为了提高效率,我们确实应该使用 $ concatArrays 代码>
首先加入"数组源,然后仅一个
Also for efficiency we really should use $concatArrays
first to "join" the array source, and then only do one $lookup
operation:
Project.aggregate([
{ "$match": { "project_id": projectId} },
{ "$project": {
"project_id": 1,
"updated_at": 1,
"created_at": 1,
"owner": 1,
"name": 1,
"combined": {
"$concatArrays": [
{ "$map": {
"input": {
"$filter": {
"input": "$uploaded_files",
"as": "uf",
"cond": { "$eq": ["$$uf.upload_id", uploadId ] }
}
},
"as": "uf",
"in": {
"$arrayToObject": {
"$concatArrays": [
{ "$objectToArray": "$$uf" },
[{ "k": "type", "v": "uploaded_files" }]
]
}
}
}},
{ "$map": {
"input": {
"$filter": {
"input": "$file_history",
"as": "fh",
"cond": { "$eq": ["$$fh.upload_id", uploadId ] }
}
},
"as": "fh",
"in": {
"$arrayToObject": {
"$concatArrays": [
{ "$objectToArray": "$$fh" },
[{ "k": "type", "v": "file_history" }]
]
}
}
}}
]
}
}},
{ "$unwind": "$combined" },
{ "$lookup": {
"from": "files",
"localField": "combined.file",
"foreignField": "_id",
"as": "combined.file"
}},
{ "$unwind": "$combined.file" },
{ "$lookup": {
"from": "users",
"localField": "owner",
"foreignField": "_id",
"as": "owner"
}},
{ "$unwind": "$owner" },
{ "$group": {
"_id": "$_id",
"project_id": { "$first": "$project_id" },
"updated_at": { "$first": "$updated_at" },
"created_at": { "$first": "$created_at" },
"owner": { "$first": "$owner" },
"name": { "$first": "$name" },
"combined": { "$push": "$combined" }
}},
{ "$project": {
"project_id": 1,
"updated_at": 1,
"created_at": 1,
"owner": 1,
"name": 1,
"uploaded_files": {
"$filter": {
"input": "$combined",
"as": "cf",
"cond": { "$eq": [ "$$cf.type", "uploaded_files" ] }
}
},
"file_history": {
"$filter": {
"input": "$combined",
"as": "cf",
"cond": { "$eq": [ "$$cf.type", "file_history" ] }
}
}
}}
])
简而言之
-
将两个数组放在源上并标记它们,然后执行
$ lookup
以及合并后的详细信息和$ unwind
> 那个执行
$ lookup
以及其他$ unwind 代码>
那个$ group
将文档与单个数组一起返回.$group
the document back together with a single array.$ filter
通过标签名称"或类型"字段添加,以分隔"数组.$filter
by the "tag names" or "type" field we added to "separate" the arrays.只需在每个数组上使用
$ unwind
,然后执行"join"并重新组合在一起,就可以遵循相同的过程.但是,实际上,除了首先简单地组合"之外,还需要更多的步骤.You can follow the same sort of process just be simply using
$unwind
on each array, then doing the "join" and grouping back together.
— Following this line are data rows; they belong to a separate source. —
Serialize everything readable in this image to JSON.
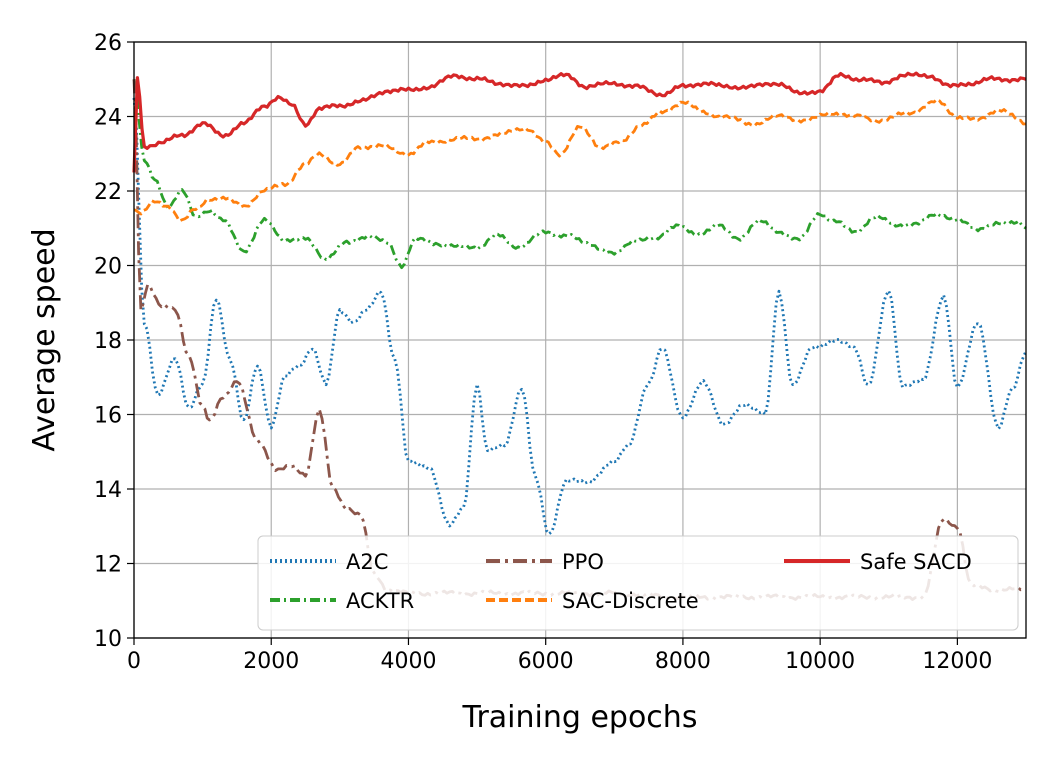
{
  "chart_data": {
    "type": "line",
    "title": "",
    "xlabel": "Training epochs",
    "ylabel": "Average speed",
    "xlim": [
      0,
      13000
    ],
    "ylim": [
      10,
      26
    ],
    "xticks": [
      0,
      2000,
      4000,
      6000,
      8000,
      10000,
      12000
    ],
    "xtick_labels": [
      "0",
      "2000",
      "4000",
      "6000",
      "8000",
      "10000",
      "12000"
    ],
    "yticks": [
      10,
      12,
      14,
      16,
      18,
      20,
      22,
      24,
      26
    ],
    "ytick_labels": [
      "10",
      "12",
      "14",
      "16",
      "18",
      "20",
      "22",
      "24",
      "26"
    ],
    "grid": true,
    "legend": {
      "position": "lower-right",
      "columns": 3
    },
    "series": [
      {
        "name": "A2C",
        "color": "#1f77b4",
        "style": "dotted",
        "x": [
          0,
          150,
          350,
          600,
          800,
          1000,
          1200,
          1400,
          1600,
          1800,
          2000,
          2200,
          2400,
          2600,
          2800,
          3000,
          3200,
          3400,
          3600,
          3800,
          4000,
          4300,
          4600,
          4800,
          5000,
          5150,
          5400,
          5650,
          5850,
          6050,
          6300,
          6600,
          7000,
          7200,
          7500,
          7700,
          8000,
          8300,
          8600,
          8900,
          9200,
          9400,
          9600,
          9900,
          10200,
          10500,
          10700,
          11000,
          11200,
          11500,
          11800,
          12000,
          12300,
          12600,
          12800,
          13000
        ],
        "y": [
          24.5,
          18.5,
          16.5,
          17.5,
          16.2,
          16.8,
          19.1,
          17.5,
          15.8,
          17.3,
          15.7,
          17.0,
          17.3,
          17.8,
          16.8,
          18.8,
          18.5,
          18.8,
          19.3,
          17.5,
          14.7,
          14.6,
          13.0,
          13.5,
          16.8,
          15.0,
          15.2,
          16.7,
          14.3,
          12.8,
          14.2,
          14.2,
          14.7,
          15.2,
          16.8,
          17.8,
          15.9,
          16.9,
          15.7,
          16.3,
          16.0,
          19.3,
          16.8,
          17.8,
          18.0,
          17.8,
          16.8,
          19.3,
          16.8,
          16.9,
          19.2,
          16.7,
          18.5,
          15.6,
          16.7,
          17.7
        ]
      },
      {
        "name": "ACKTR",
        "color": "#2ca02c",
        "style": "dash-dot",
        "x": [
          0,
          150,
          300,
          500,
          700,
          900,
          1100,
          1300,
          1600,
          1900,
          2200,
          2500,
          2800,
          3100,
          3400,
          3700,
          3900,
          4100,
          4400,
          4700,
          5000,
          5300,
          5600,
          6000,
          6300,
          6600,
          7000,
          7300,
          7600,
          7900,
          8200,
          8500,
          8800,
          9100,
          9400,
          9700,
          10000,
          10200,
          10500,
          10800,
          11100,
          11400,
          11700,
          12000,
          12300,
          12600,
          12900,
          13000
        ],
        "y": [
          25.0,
          22.8,
          22.3,
          21.6,
          22.0,
          21.3,
          21.5,
          21.2,
          20.4,
          21.2,
          20.7,
          20.7,
          20.2,
          20.6,
          20.8,
          20.6,
          20.0,
          20.7,
          20.6,
          20.5,
          20.5,
          20.8,
          20.5,
          20.9,
          20.8,
          20.6,
          20.3,
          20.7,
          20.7,
          21.1,
          20.8,
          21.1,
          20.7,
          21.2,
          20.9,
          20.7,
          21.4,
          21.2,
          20.9,
          21.3,
          21.1,
          21.1,
          21.4,
          21.2,
          21.0,
          21.1,
          21.2,
          21.0
        ]
      },
      {
        "name": "PPO",
        "color": "#8c564b",
        "style": "dash-dot-long",
        "x": [
          0,
          100,
          200,
          400,
          600,
          800,
          1000,
          1100,
          1300,
          1500,
          1800,
          2100,
          2300,
          2500,
          2700,
          2900,
          3100,
          3300,
          3500,
          3700,
          4000,
          5000,
          6000,
          7000,
          8000,
          9000,
          10000,
          11000,
          11500,
          11800,
          12000,
          12200,
          12600,
          13000
        ],
        "y": [
          25.0,
          18.8,
          19.5,
          18.9,
          18.8,
          17.6,
          16.2,
          15.8,
          16.5,
          16.9,
          15.3,
          14.5,
          14.6,
          14.4,
          16.1,
          14.0,
          13.5,
          13.3,
          11.7,
          11.3,
          11.2,
          11.2,
          11.2,
          11.2,
          11.1,
          11.1,
          11.1,
          11.1,
          11.1,
          13.2,
          13.0,
          11.4,
          11.3,
          11.3
        ]
      },
      {
        "name": "SAC-Discrete",
        "color": "#ff7f0e",
        "style": "dashed",
        "x": [
          0,
          100,
          300,
          500,
          700,
          900,
          1100,
          1300,
          1600,
          1900,
          2200,
          2500,
          2700,
          3000,
          3300,
          3600,
          4000,
          4300,
          4700,
          5000,
          5300,
          5700,
          6000,
          6200,
          6500,
          6800,
          7100,
          7400,
          7700,
          8000,
          8300,
          8600,
          9000,
          9400,
          9800,
          10200,
          10500,
          10900,
          11300,
          11700,
          12000,
          12300,
          12600,
          13000
        ],
        "y": [
          21.5,
          21.4,
          21.7,
          21.6,
          21.2,
          21.5,
          21.8,
          21.8,
          21.6,
          22.0,
          22.2,
          22.7,
          23.0,
          22.7,
          23.2,
          23.2,
          23.0,
          23.3,
          23.4,
          23.4,
          23.5,
          23.7,
          23.3,
          23.0,
          23.7,
          23.2,
          23.3,
          23.8,
          24.1,
          24.4,
          24.1,
          24.0,
          23.8,
          24.0,
          23.9,
          24.1,
          24.0,
          23.9,
          24.1,
          24.4,
          24.0,
          23.9,
          24.2,
          23.8
        ]
      },
      {
        "name": "Safe SACD",
        "color": "#d62728",
        "style": "solid",
        "x": [
          0,
          50,
          150,
          400,
          700,
          1000,
          1300,
          1600,
          1900,
          2100,
          2300,
          2500,
          2700,
          3000,
          3300,
          3700,
          4000,
          4300,
          4700,
          5000,
          5300,
          5700,
          6000,
          6300,
          6600,
          7000,
          7300,
          7700,
          8000,
          8300,
          8600,
          9000,
          9400,
          9700,
          10000,
          10300,
          10600,
          10900,
          11200,
          11600,
          11900,
          12200,
          12500,
          12800,
          13000
        ],
        "y": [
          22.5,
          25.0,
          23.2,
          23.3,
          23.5,
          23.8,
          23.5,
          23.8,
          24.3,
          24.5,
          24.3,
          23.8,
          24.2,
          24.3,
          24.4,
          24.7,
          24.7,
          24.8,
          25.1,
          25.0,
          24.9,
          24.8,
          25.0,
          25.1,
          24.8,
          24.9,
          24.8,
          24.6,
          24.8,
          24.9,
          24.8,
          24.8,
          24.9,
          24.6,
          24.7,
          25.1,
          25.0,
          24.9,
          25.1,
          25.1,
          24.8,
          24.9,
          25.0,
          25.0,
          25.0
        ]
      }
    ]
  }
}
But really that needs a lot more steps, than simply "combining" in the first place.还要注意,在服务器上进行处理时,
$ lookup
后跟$ unwind
.有关详细信息,请参见聚合管道优化./p>Also note that
$lookup
followed by$unwind
is actually treated as one pipeline stage when processed on the server. See Aggregation Pipeline Optimization for details这篇关于使用对象数组查找的文章就介绍到这了,希望我们推荐的答案对大家有所帮助,也希望大家多多支持IT屋!